When you were married, a lot of your time and energy went into your relationship. However, now you have the ability to put that energy into your social life post-divorce. This will let you reevaluate and strengthen friendships, as well as make some new ones along the way…
Social Life Post-Divorce
Consider your current friendships
During your divorce, odds are that your friends were a big part of your support network. However, it’s important to tell the difference from real friends like these, and others who you may not be as close too. As a result, your social life post-divorce will require you to really consider which friends are good ones, and which ones aren’t.

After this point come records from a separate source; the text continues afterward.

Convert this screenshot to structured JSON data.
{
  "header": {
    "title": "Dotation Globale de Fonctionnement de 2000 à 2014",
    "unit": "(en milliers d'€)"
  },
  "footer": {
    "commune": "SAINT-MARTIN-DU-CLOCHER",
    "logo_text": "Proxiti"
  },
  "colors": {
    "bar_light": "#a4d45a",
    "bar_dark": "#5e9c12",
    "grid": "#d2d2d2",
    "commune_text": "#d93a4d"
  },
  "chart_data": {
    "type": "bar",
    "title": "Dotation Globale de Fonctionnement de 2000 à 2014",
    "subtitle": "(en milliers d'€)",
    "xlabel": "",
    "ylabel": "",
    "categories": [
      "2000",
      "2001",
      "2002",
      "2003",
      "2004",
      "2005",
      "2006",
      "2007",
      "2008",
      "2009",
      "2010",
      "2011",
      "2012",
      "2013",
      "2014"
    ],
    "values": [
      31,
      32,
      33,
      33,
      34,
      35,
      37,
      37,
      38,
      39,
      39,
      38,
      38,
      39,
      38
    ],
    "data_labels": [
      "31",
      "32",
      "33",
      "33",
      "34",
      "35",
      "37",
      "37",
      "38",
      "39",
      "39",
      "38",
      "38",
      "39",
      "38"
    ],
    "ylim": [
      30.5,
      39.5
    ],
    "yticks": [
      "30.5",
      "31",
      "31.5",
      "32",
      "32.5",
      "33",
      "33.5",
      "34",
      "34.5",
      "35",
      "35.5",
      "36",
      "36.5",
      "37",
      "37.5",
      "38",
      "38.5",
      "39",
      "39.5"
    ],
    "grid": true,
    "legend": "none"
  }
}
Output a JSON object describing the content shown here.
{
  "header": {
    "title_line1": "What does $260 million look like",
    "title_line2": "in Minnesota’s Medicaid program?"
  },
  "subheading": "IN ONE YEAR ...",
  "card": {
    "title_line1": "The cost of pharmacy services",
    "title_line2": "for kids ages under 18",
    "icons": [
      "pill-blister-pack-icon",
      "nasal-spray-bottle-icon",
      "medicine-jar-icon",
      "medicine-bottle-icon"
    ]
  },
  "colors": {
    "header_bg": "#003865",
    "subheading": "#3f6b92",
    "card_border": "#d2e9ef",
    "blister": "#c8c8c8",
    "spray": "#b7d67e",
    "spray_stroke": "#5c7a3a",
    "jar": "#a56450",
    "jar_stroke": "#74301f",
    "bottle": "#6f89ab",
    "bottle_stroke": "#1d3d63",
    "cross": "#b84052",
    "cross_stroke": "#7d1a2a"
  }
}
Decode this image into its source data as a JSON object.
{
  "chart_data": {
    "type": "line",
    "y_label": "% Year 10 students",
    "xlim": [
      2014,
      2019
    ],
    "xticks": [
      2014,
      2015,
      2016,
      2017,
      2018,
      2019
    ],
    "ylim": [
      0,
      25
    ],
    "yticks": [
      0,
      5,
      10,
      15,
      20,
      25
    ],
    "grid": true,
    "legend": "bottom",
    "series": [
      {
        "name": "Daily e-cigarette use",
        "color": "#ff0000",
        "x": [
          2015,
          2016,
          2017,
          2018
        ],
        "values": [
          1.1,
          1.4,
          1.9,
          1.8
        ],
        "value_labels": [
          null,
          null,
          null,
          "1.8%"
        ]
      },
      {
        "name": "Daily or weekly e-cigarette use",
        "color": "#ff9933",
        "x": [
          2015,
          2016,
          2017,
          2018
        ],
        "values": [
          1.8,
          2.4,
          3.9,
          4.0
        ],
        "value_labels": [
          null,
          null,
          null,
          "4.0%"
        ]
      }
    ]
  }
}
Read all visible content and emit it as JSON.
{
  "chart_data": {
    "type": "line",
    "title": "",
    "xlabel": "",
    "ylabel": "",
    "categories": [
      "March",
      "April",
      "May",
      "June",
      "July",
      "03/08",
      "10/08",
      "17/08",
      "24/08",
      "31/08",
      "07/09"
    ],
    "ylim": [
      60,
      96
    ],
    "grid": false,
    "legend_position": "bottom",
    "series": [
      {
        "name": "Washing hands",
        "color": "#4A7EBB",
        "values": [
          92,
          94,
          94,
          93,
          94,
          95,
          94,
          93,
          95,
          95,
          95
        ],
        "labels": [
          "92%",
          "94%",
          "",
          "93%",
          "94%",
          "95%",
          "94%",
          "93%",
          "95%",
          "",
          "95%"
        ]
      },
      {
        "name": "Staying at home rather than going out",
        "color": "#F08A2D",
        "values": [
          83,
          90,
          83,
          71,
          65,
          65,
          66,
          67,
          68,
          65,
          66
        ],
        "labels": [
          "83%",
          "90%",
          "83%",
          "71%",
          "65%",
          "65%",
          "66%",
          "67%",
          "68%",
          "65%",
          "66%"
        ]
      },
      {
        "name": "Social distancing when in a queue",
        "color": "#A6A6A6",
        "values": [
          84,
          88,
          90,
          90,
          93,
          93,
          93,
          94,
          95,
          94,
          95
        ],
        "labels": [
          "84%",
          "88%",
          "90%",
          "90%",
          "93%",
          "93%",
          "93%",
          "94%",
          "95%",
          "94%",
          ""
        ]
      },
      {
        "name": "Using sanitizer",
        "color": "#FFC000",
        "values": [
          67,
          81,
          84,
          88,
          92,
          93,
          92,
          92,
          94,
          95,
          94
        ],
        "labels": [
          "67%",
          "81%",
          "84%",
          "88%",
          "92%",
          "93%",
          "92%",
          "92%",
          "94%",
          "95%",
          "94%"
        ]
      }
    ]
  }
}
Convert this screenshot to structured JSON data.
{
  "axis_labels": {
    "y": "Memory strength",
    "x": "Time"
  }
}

Think of your friends and ask yourself how they treat you and how you feel around them. Do you really enjoy being around them and do they treat you with respect? Or, do you only hang out with them due to convenience, despite them being rude or mean? In these cases, it might be time to let those kinds of friends go.
Rekindle old friendships
As you think about your current friends, you might think about some old ones too. These may be friends that you haven’t seen or heard from in a long time. Maybe they distanced themselves because of your ex, or you just simple fell out of touch over time. Part of your social life post-divorce can be reaching out to these old friends and trying to rekindle your friendships.
If there’s someone out there you want to reach out to, don’t hesitate. With social media and the internet, it’s very easy to shoot them a message and see how they’ve been. Just a simple message about how it’s been a while and you’d like to catch up if they have the time can be all that’s needed.
Make new friends
Old friends are just one part of your social life post-divorce. There’s also new friends to consider. Coming off of your divorce gives you a lot of freedom to do the things you’ve wanted to, but couldn’t. These hobbies and activities are a great way to meet some like-minded people, and potentially new friends.
Still, when talking to a potential new friends, don’t ramble on about your divorce or your ex. For starters, you never know if they could know your ex as well. Plus, it creates a negative first impression. Remember that focusing on the past isn’t the way to move forward.